Well, I've been away from the United States for more than two months now, and I return in less than three weeks. In short, It's been a whirlwind. My steps into this trip were with almost no expectations, with the exception of a romanticized view of Europe. But alas, with development and globalization, I have found this world to be much smaller than I imagine, while at the same time my personal point of view grows bigger.
The trail I've left goes through Berlin, Bamberg, Munich, Zurich, Geneva, Zermatt, Lyon, Annecy, lots of places here and there between France and Switzerland, much of the Southern coast of France including Cannes, Marseilles, and Nice, Monaco, Aix-En-Provence, Paris, Amboise, Amsterdam, Dordrecht, and now I am in a small farming village called Heerhugoward in Nord Holland. Next is Hamburg and Copenhagen, maybe hitch hiking my way there via Amsterdam. Then a week in LA before home in Portland.
I've fallen in love with lots of places, but not like I have with Holland. With the changing of Portland (it moving away from the characteristics I initially adored from the inflation of new residents), I find myself dreading to go back more and more. And so, this entire trip has almost been a long journey to find somewhere new to settle and dig my roots into. I fell in love with Paris, but the hobbit in me fell even harder for Amsterdam, then even more so for the Dutch countryside.
The past couple days I've been staying in a Pipowagen, a small Dutch wagon, on a farm here in Heerhugoward owned by a husband and wife team. Kees, the husband, has been incredibly generous, providing an endless supply of fresh eggs and a tour of his homeland. He showed us the old windmills, and an area he grew up in as a child called the Realm of a Thousand Islands, Broek op Langedijk in North Holland.

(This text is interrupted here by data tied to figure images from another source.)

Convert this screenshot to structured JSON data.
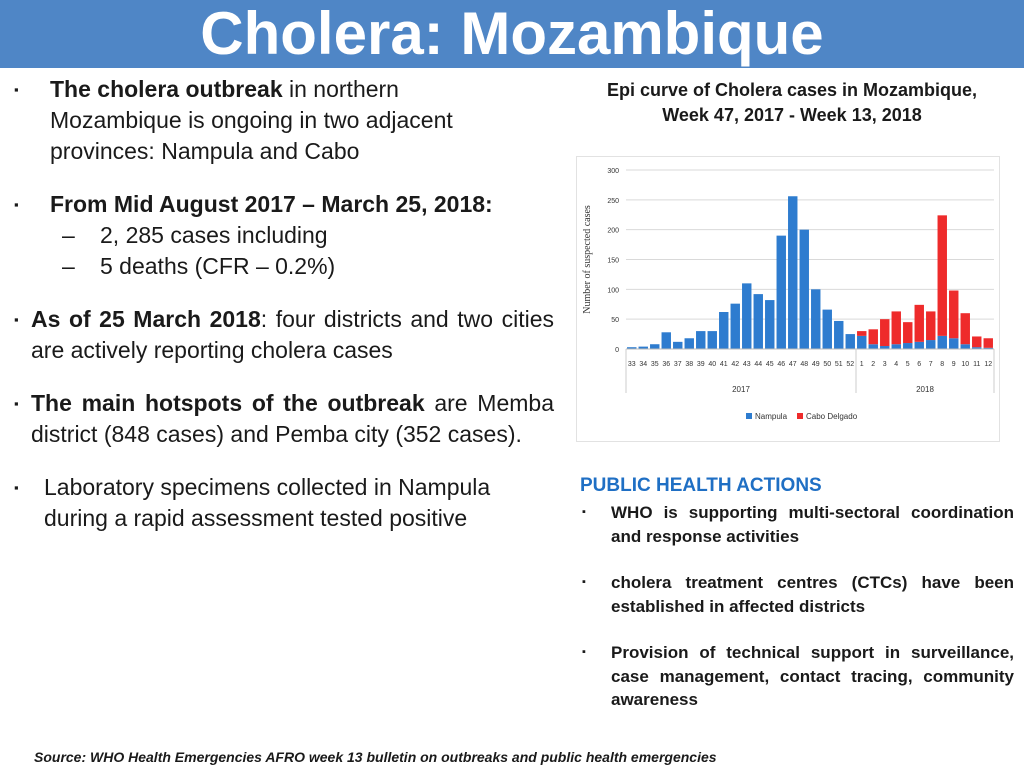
{
  "slide": {
    "title": "Cholera: Mozambique",
    "bullet_glyph": "▪",
    "dash_glyph": "–"
  },
  "left": {
    "b1_bold": "The cholera outbreak",
    "b1_rest_line1": " in northern",
    "b1_line2": "Mozambique is ongoing in two adjacent",
    "b1_line3": "provinces:  Nampula and Cabo",
    "b2": "From Mid August 2017 – March 25, 2018:",
    "b2_sub1": "2, 285 cases  including",
    "b2_sub2": "5 deaths (CFR – 0.2%)",
    "b3_bold": "As of 25 March 2018",
    "b3_rest": ": four districts and two cities are actively reporting cholera cases",
    "b4_bold": "The main hotspots of the outbreak",
    "b4_rest": " are Memba district (848 cases) and Pemba city (352 cases).",
    "b5_line1": "Laboratory specimens collected in Nampula",
    "b5_line2": "during a rapid assessment tested positive"
  },
  "chart_title_line1": "Epi curve of Cholera cases in Mozambique,",
  "chart_title_line2": "Week 47, 2017 - Week 13, 2018",
  "chart_data": {
    "type": "bar",
    "stacked": true,
    "title": "Epi curve of Cholera cases in Mozambique, Week 47, 2017 - Week 13, 2018",
    "ylabel": "Number of suspected cases",
    "xlabel": "",
    "ylim": [
      0,
      300
    ],
    "yticks": [
      0,
      50,
      100,
      150,
      200,
      250,
      300
    ],
    "grid": true,
    "legend": "bottom",
    "categories": [
      "33",
      "34",
      "35",
      "36",
      "37",
      "38",
      "39",
      "40",
      "41",
      "42",
      "43",
      "44",
      "45",
      "46",
      "47",
      "48",
      "49",
      "50",
      "51",
      "52",
      "1",
      "2",
      "3",
      "4",
      "5",
      "6",
      "7",
      "8",
      "9",
      "10",
      "11",
      "12"
    ],
    "year_labels": [
      {
        "label": "2017",
        "from": 0,
        "to": 19
      },
      {
        "label": "2018",
        "from": 20,
        "to": 31
      }
    ],
    "series": [
      {
        "name": "Nampula",
        "color": "#2e7ccf",
        "values": [
          3,
          4,
          8,
          28,
          12,
          18,
          30,
          30,
          62,
          76,
          110,
          92,
          82,
          190,
          256,
          200,
          100,
          66,
          47,
          25,
          22,
          8,
          5,
          8,
          10,
          12,
          15,
          22,
          18,
          8,
          3,
          2
        ]
      },
      {
        "name": "Cabo Delgado",
        "color": "#ee2b2b",
        "values": [
          0,
          0,
          0,
          0,
          0,
          0,
          0,
          0,
          0,
          0,
          0,
          0,
          0,
          0,
          0,
          0,
          0,
          0,
          0,
          0,
          8,
          25,
          45,
          55,
          35,
          62,
          48,
          202,
          80,
          52,
          18,
          16
        ]
      }
    ]
  },
  "pha": {
    "title": "PUBLIC HEALTH ACTIONS",
    "items": [
      "WHO is supporting multi-sectoral coordination and response activities",
      "cholera treatment centres (CTCs) have been established in affected districts",
      "Provision of  technical support in surveillance, case management, contact tracing, community awareness"
    ]
  },
  "source": "Source: WHO Health Emergencies AFRO  week 13 bulletin on outbreaks and public health emergencies"
}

It was a place where the people dug out swamps in the earlier centuries, building literally a thousand islands. Canals are combed through the land, and in his day, they would travel by boat. Even garbage was picked up using boats. He talked about how the canals would freeze in the winter, and everybody, kids and elders, would ice skate on top of them (as we're told, the Dutch are ice skating people). Neighbors would provide hot chocolate and bread, he told us the Dutch name, but I forgot it already. It's changed a lot since he was a child some forty years ago. Several canals filled in to make roads and more land, there are bridges made of concrete instead of wood, and newer houses now line the street. It's a bit sad, and there's an appreciation of the "good ol' days", but it's also understood that these are necessary changes that need to happen with the growing world for the good of the people and for future generations. However, watching the sun set in such big sky behind a tree spotted valley as a young man rides a boat through a canal in the foreground leaving a ripple through the water, I felt there's still so much pureness and joy.
Today mon amour et moi went on a little bike ride through Kees' neighborhood. The area use to be a place of vegetable farmers, but in the past years the people have shifted to flowers, as there is not as much of a demand for vegetables from Holland as there use to be. I foraged some weeds among an area packed with industrial flower farms and greenhouses, then went back to the Pipowagen to play with them among bread, wine, and some rose petal jam I got from a grocery store in Paris. After spending almost two months in cities, my nature loving Oregonian heart was wanting just this, a little taste of home.
What does all of this mean for RUE? Well, I don't know. All I know is that Holland has won me over. The windmills, the clouds, the tulips, and cows, all of it. I'm already dreaming about returning here one day. Only time will tell.